Local 983 and community fight privatization at Battery Park City

"PEP Officers are far more qualified than any rent-a-cop from AlliedBarton. We undergo extensive training and background checks from the NYPD and FBI. We make arrests and are first responders who keep Battery Park safe."
— Joe Puleo, Local 983 president.


By DIANE S. WILLIAMS


Pushback from an irate corps of residents, the community board and Local 983 has temporarily blocked Battery Park City Authority's bum-rush plan to sign a $2.1 million contract with a private security firm that could replace city Parks Enforcement Patrol Officers with low-wage "safety ambassadors."

"PEP Officers are far more qualified than any rent-a-cop from AlliedBarton," said Joe Puleo, president of Local 983.

The Battery Park City Authority approved the contract but delayed a formal vote on it until Dec. 16, after leaders from Community Board 1 and DC 37's Local 983, which represents the 45 PEP Officers, blasted it for excluding residents, the city Parks and Recreation Dept. and the union at every step of the decision-making process.

A leafleting campaign alerted residents of the tony riverfront neighborhood to the authority's scheme to railroad them with weak private security.

"PEP Officers patrol the 92-acre Battery Park City and we are the reason crime in that neighborhood is virtually nonexistent," Puleo said.

Trained and more qualified

PEP Officers receive 12 weeks of rigorous training at the New York Police Dept.'s academy.

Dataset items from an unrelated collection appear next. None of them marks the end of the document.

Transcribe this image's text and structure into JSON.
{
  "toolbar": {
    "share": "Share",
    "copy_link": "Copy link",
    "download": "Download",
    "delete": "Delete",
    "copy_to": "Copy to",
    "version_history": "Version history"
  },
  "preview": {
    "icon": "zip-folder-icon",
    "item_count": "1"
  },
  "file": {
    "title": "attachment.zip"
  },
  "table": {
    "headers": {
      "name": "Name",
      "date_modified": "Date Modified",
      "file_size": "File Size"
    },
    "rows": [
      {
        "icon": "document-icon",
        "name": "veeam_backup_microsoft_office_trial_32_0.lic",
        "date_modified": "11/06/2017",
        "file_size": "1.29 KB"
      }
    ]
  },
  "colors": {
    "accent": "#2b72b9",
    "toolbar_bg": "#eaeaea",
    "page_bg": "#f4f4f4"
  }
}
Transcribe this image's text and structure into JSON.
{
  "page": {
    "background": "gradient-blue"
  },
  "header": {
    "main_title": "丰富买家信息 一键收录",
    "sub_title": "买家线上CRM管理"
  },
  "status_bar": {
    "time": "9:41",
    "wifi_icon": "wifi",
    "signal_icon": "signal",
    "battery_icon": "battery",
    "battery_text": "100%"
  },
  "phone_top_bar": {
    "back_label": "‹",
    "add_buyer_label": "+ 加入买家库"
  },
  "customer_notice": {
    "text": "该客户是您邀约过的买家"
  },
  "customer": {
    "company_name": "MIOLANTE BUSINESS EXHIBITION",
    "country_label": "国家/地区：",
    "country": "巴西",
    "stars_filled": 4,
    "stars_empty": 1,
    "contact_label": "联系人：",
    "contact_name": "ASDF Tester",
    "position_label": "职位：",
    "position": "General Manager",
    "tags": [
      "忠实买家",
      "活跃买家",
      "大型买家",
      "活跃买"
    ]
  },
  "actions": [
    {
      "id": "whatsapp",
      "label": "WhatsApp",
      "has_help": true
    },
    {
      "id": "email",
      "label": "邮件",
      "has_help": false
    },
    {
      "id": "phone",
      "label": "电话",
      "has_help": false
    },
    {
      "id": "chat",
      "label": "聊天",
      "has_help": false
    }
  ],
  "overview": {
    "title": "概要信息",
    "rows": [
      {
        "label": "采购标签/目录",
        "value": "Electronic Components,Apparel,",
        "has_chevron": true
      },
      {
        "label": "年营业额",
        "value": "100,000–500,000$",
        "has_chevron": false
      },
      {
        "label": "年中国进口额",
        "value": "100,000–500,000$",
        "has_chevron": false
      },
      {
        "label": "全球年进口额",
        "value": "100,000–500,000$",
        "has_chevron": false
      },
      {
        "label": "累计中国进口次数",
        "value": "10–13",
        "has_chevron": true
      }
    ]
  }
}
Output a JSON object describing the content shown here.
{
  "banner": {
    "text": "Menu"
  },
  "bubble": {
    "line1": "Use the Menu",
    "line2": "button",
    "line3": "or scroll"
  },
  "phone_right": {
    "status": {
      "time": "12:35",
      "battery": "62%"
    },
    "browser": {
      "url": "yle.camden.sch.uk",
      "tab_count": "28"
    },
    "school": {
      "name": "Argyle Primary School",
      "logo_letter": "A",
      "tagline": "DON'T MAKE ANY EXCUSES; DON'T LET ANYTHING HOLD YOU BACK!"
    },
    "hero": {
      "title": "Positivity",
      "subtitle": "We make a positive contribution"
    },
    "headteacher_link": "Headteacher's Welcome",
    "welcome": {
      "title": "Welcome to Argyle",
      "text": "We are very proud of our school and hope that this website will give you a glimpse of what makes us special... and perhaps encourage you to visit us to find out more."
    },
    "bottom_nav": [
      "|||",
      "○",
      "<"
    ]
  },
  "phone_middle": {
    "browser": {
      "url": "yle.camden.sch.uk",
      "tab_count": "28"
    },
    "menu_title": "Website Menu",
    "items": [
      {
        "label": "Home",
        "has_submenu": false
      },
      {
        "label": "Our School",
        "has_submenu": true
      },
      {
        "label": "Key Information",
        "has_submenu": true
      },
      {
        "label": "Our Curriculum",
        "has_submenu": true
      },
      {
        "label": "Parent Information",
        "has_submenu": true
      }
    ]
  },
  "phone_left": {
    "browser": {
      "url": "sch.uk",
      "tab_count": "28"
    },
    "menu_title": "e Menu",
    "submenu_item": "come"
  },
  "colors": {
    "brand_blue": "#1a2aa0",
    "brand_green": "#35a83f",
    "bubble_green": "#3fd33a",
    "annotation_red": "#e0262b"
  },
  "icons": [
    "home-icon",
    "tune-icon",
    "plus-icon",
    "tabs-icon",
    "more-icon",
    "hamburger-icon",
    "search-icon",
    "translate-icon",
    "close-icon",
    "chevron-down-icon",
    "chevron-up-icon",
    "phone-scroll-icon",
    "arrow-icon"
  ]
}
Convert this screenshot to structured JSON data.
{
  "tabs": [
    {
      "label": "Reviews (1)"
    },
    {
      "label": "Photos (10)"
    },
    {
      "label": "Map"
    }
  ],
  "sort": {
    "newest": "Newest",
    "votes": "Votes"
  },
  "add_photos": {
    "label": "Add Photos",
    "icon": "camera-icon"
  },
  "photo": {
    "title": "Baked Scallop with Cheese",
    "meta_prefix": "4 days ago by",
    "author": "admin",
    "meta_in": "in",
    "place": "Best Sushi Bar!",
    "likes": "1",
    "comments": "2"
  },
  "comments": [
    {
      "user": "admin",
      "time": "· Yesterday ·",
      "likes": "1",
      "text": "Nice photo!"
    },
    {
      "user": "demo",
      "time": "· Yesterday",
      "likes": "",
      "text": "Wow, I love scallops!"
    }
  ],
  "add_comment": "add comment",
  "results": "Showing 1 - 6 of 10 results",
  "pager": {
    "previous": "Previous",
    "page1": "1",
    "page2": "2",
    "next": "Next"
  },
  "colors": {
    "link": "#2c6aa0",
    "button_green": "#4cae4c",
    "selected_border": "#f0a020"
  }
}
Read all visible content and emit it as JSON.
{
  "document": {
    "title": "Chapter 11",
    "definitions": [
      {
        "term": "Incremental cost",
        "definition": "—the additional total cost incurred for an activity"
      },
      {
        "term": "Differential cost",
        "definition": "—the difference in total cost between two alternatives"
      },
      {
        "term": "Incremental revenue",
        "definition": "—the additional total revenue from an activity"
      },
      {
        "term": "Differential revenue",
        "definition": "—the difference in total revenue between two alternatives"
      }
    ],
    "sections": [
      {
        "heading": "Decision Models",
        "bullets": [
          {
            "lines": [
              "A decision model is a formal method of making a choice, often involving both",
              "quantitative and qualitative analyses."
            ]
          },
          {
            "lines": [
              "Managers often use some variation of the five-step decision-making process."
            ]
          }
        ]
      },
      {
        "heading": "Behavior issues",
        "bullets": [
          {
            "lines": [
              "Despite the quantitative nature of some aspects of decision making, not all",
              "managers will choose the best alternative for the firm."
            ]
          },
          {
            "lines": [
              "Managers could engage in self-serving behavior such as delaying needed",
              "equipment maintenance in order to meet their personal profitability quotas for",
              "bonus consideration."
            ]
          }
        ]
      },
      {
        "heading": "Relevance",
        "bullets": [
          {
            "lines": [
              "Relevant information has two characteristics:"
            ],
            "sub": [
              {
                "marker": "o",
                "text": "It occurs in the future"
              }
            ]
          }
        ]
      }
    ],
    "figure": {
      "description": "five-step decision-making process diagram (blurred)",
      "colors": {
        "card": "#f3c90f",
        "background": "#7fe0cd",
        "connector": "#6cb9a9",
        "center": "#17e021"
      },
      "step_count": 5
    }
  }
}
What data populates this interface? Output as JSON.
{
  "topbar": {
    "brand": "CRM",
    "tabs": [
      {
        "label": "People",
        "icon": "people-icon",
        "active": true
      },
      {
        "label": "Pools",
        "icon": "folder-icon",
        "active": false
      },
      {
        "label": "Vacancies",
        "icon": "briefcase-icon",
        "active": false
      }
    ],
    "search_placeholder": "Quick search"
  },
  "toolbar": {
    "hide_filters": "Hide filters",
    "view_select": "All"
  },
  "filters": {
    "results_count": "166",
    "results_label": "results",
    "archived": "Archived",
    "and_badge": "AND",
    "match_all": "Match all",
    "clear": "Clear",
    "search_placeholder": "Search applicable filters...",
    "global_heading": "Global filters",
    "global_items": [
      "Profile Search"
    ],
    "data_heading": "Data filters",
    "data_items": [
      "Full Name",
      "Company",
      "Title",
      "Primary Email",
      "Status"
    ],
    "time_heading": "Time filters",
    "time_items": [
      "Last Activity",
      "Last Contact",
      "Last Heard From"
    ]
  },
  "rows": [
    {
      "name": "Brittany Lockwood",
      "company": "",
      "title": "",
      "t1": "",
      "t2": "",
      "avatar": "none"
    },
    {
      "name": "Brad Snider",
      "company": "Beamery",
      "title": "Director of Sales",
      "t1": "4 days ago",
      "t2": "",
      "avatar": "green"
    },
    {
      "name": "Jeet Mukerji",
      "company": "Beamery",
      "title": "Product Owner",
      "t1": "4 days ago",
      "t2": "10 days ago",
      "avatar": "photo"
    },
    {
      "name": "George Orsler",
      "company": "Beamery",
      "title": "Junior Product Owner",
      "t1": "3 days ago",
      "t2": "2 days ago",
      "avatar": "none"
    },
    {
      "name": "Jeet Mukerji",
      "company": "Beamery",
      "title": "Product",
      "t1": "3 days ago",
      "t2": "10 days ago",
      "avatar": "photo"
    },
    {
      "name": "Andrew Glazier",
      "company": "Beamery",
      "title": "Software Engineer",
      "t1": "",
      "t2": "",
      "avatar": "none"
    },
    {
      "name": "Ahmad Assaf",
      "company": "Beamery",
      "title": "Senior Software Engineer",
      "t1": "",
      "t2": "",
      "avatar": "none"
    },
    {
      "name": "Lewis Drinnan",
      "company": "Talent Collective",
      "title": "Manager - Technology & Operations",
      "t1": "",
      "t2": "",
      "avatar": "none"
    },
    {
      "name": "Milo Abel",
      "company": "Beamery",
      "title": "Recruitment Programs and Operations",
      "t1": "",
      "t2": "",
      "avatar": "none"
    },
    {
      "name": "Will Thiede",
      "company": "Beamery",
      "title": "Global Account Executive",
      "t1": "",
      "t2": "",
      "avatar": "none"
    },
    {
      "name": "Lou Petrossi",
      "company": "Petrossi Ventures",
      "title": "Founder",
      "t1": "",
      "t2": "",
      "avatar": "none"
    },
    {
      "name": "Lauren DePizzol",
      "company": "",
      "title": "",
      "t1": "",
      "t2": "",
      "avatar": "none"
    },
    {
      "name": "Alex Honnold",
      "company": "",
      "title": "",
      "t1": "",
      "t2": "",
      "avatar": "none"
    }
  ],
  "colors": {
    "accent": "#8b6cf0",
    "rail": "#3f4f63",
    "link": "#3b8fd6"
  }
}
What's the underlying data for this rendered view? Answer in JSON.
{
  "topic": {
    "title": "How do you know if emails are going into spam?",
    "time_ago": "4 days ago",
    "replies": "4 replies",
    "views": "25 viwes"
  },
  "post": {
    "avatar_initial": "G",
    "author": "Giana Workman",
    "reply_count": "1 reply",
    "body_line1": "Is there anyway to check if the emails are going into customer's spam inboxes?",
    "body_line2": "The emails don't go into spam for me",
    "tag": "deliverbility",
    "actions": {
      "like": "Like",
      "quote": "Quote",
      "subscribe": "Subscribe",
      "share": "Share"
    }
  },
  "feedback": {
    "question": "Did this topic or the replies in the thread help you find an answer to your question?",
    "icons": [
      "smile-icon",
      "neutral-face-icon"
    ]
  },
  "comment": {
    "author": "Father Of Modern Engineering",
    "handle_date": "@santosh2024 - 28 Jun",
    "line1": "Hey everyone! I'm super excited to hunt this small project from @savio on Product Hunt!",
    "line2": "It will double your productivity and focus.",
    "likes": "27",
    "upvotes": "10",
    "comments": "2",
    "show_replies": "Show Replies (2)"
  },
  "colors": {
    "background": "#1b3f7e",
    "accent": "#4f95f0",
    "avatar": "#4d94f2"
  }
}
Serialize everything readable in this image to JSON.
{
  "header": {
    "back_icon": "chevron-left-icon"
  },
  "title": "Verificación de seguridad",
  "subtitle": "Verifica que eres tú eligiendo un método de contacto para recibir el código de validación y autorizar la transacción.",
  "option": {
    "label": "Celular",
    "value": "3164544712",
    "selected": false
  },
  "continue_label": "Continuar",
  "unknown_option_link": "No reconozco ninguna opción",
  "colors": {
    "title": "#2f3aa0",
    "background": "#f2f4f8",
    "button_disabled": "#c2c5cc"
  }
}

As Peace Officers, they are authorized to issue summonses and make arrests.

"Our members undergo extensive physical training and psychological background checks with the NYPD and the FBI," Puleo said.

AlliedBarton Security Services workers meet none of these standards and have no policing authority.

DC 37 leaders contend the authority's union-busting privatization plan could jeopardize the jobs of 45 PEP Officers who keep Battery Park City safe. The authority would have AlliedBarton provide 57 safety ambassadors and reduce the number of PEP Officers on 24-hour patrol to about eight.

During a Community Board 1 meeting, John McArdle, AlliedBarton's regional operations manager, said the company's safety ambassadors would be a valuable "deterrence" against crime. But Ninfa Segarra, the board's co-chair, slammed the claim, saying, "You may be very nice, but you have no authority whatsoever."

Others residents called the authority's actions "dictatorial" and "crazy," and a move toward a "police state."

PEP Officers set the safety benchmark for parks conservancies at Central Park, Brooklyn Bridge Park and other green spaces around New York City, Puleo said. As first responders, city PEP Officers safely evacuated thousands of people and their pets from Battery Park City during the 9/11 terrorist attacks on the World Trade Center in 2001 and during Hurricane Irene in 2011 and Superstorm Sandy in 2012.

AlliedBarton has no known disaster response plan, Puleo added. Last year the city comptroller settled a prevailing wage lawsuit against AlliedBarton that paid New York $1.3 million after the security firm underpaid 150 guards at the Transit Authority.

AlliedBarton pays about $11 an hour with no benefits, according to Glassdoor.com.

"It's definitely not about the money," Puleo said. BPCA has a surplus of $150 million and pays the Parks Dept. $2.5 million annually for 45 PEP Officers. The proposed AlliedBarton contract would present some cost savings, but Puleo said, "cost savings is not the real issue. It makes you wonder what else is driving this plan."

At a City Hall press conference Dec. 3, politicians stood up for the safety of Battery Park City residents. "We shouldn't scrap a model safety program for a security force that has no training or authority to enforce the law," said Manhattan Borough President Gail Brewer. "The community deserves to be consulted and deserves respect from Battery Park City Authority."